Demonstrating/Submitting
To get credit for the lab you must either demonstrate the lab to a TA/instructor during office hours or record a demo, host it online, and include a link along with your submitted code on Brightspace. You can use the Kaltura Capture and MediaSpace resources provided by Carleton or your own software/hosting resources to record and share the demonstration. For partners, only one demonstration or submission is required. If demonstrating during office hours, inform the instructor/TA of your partner’s name. If submitting on Brightspace, include both partners’ names in a README file.
Lab Description
For this lab, you will be provided with a larger dataset (parsed-data-trimmed.txt) that follows a similar structure to the previously used ratings data. The full dataset will be used for the assignment. The only change to the structure of this data from the past labs is that the value 0 is now used to indicate no rating instead of -1.
The goal for this lab is to generate an output of the mean absolute error achieved by either the user-based or item-based recommendation algorithms that have been covered in the last few weeks. Whichever algorithm you decide to use, you should use a neighbourhood size of 5 for your calculation. You should also not include any similarities that are less than 0.

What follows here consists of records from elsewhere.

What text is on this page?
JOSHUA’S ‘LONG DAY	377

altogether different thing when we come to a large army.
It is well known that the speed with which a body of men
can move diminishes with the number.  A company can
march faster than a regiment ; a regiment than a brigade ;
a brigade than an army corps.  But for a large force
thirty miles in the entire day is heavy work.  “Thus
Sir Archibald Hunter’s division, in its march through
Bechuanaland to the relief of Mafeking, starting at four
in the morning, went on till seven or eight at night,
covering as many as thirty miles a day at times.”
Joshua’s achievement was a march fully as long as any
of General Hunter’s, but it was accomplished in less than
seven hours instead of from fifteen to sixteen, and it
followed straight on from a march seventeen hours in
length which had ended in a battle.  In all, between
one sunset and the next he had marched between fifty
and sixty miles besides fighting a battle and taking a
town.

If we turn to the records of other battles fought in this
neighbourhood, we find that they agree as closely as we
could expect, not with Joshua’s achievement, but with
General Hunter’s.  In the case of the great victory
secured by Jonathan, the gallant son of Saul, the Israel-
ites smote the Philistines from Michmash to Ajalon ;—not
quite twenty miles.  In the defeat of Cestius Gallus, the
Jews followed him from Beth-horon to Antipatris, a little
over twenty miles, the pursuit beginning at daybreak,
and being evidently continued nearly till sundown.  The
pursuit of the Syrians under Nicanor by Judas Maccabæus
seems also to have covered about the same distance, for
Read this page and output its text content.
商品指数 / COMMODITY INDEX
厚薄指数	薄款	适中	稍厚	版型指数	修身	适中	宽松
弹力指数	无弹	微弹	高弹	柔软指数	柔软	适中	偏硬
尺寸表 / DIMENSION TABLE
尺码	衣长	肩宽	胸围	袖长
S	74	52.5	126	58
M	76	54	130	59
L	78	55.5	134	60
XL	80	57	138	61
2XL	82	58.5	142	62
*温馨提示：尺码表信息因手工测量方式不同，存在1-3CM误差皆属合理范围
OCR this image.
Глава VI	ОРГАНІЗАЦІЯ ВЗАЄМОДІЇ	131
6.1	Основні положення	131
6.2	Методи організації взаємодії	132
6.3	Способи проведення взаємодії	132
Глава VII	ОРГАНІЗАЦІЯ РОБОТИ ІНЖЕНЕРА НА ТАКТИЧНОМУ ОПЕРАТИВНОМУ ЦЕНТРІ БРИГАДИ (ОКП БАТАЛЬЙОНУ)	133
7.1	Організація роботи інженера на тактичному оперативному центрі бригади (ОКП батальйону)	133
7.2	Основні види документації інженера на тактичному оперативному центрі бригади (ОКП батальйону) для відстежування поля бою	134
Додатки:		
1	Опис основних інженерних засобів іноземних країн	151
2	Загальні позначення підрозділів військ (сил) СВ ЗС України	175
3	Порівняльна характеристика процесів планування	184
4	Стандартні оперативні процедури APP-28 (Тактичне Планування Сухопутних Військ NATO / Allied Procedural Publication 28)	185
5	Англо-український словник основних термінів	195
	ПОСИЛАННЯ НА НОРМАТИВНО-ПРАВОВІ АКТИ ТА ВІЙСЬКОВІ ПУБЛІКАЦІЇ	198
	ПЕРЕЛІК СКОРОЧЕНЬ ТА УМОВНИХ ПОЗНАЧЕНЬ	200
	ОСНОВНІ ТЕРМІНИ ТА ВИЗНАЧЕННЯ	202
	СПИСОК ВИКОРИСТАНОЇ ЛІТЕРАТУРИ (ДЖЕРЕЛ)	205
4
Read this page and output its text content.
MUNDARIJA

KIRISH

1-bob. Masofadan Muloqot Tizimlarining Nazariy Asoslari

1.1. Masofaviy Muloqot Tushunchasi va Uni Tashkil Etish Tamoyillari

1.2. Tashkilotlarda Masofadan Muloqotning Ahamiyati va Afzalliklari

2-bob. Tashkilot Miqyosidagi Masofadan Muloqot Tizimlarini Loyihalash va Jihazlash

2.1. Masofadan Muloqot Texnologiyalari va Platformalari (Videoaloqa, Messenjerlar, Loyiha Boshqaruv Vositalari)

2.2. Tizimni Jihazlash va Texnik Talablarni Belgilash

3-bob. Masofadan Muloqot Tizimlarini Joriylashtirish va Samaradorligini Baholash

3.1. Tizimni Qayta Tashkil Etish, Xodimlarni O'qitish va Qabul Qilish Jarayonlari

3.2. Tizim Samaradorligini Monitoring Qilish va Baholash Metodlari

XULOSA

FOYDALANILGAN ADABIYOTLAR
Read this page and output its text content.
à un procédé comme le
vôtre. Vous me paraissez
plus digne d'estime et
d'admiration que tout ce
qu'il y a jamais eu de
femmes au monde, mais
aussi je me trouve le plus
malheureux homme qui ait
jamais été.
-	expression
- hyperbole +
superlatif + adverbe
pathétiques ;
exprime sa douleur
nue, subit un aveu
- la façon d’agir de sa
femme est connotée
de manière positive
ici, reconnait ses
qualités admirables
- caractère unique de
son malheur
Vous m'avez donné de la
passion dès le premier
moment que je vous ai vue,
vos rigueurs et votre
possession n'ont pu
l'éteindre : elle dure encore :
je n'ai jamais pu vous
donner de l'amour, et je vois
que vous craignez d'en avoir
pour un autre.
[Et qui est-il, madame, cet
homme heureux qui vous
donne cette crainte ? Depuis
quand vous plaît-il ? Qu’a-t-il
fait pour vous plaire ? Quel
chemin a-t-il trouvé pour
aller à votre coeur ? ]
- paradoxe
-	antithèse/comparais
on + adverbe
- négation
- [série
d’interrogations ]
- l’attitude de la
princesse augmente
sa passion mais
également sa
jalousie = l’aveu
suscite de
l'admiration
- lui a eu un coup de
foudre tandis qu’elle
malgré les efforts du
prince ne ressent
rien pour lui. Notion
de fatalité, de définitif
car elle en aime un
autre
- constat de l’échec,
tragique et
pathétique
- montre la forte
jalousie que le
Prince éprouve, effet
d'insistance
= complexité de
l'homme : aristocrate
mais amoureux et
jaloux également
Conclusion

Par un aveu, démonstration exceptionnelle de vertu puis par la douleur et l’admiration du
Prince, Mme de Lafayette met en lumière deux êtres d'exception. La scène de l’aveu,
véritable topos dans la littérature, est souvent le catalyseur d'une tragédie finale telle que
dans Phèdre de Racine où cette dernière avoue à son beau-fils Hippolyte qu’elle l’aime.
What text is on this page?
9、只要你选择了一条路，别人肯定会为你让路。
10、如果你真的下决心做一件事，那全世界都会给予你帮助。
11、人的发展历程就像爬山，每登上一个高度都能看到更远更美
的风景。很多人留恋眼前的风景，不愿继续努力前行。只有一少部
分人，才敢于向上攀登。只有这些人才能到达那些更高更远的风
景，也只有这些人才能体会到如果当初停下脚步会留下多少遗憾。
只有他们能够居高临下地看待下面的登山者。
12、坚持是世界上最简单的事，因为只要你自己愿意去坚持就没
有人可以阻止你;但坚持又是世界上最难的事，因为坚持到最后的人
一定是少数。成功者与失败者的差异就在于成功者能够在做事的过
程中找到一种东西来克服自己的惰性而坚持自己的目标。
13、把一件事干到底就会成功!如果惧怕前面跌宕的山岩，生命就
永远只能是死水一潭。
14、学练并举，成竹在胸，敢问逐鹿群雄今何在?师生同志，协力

Now that we are working with data that is closer to what would be seen in a real world application, we will have to deal with some unexpected outcomes in our calculations. For example, if the numerator in any of your calculations comes out to 0, you will get an output of NaN/-Infinity/Infinity. These should not be included as real predictions. Instead, a suitable “best guess” to make in any of these cases would be the average rating score of the user (remember to compute it by ignoring the current rating that we are predicting). You may also run into problems where you want to use a neighbourhood of size X but there are not X suitable neighbours to use. In these cases, you should use as many neighbours as possible (up to a maximum of X).
For your demonstration, you should discuss how you have implemented the ‘leave one out’ strategy, how you have computed your predictions, and how you have computed the mean absolute error over all of your predicted ratings. It should be possible to achieve a MAE of ~0.77 using 5 neighbours and either the user-based or item-based recommendation algorithm.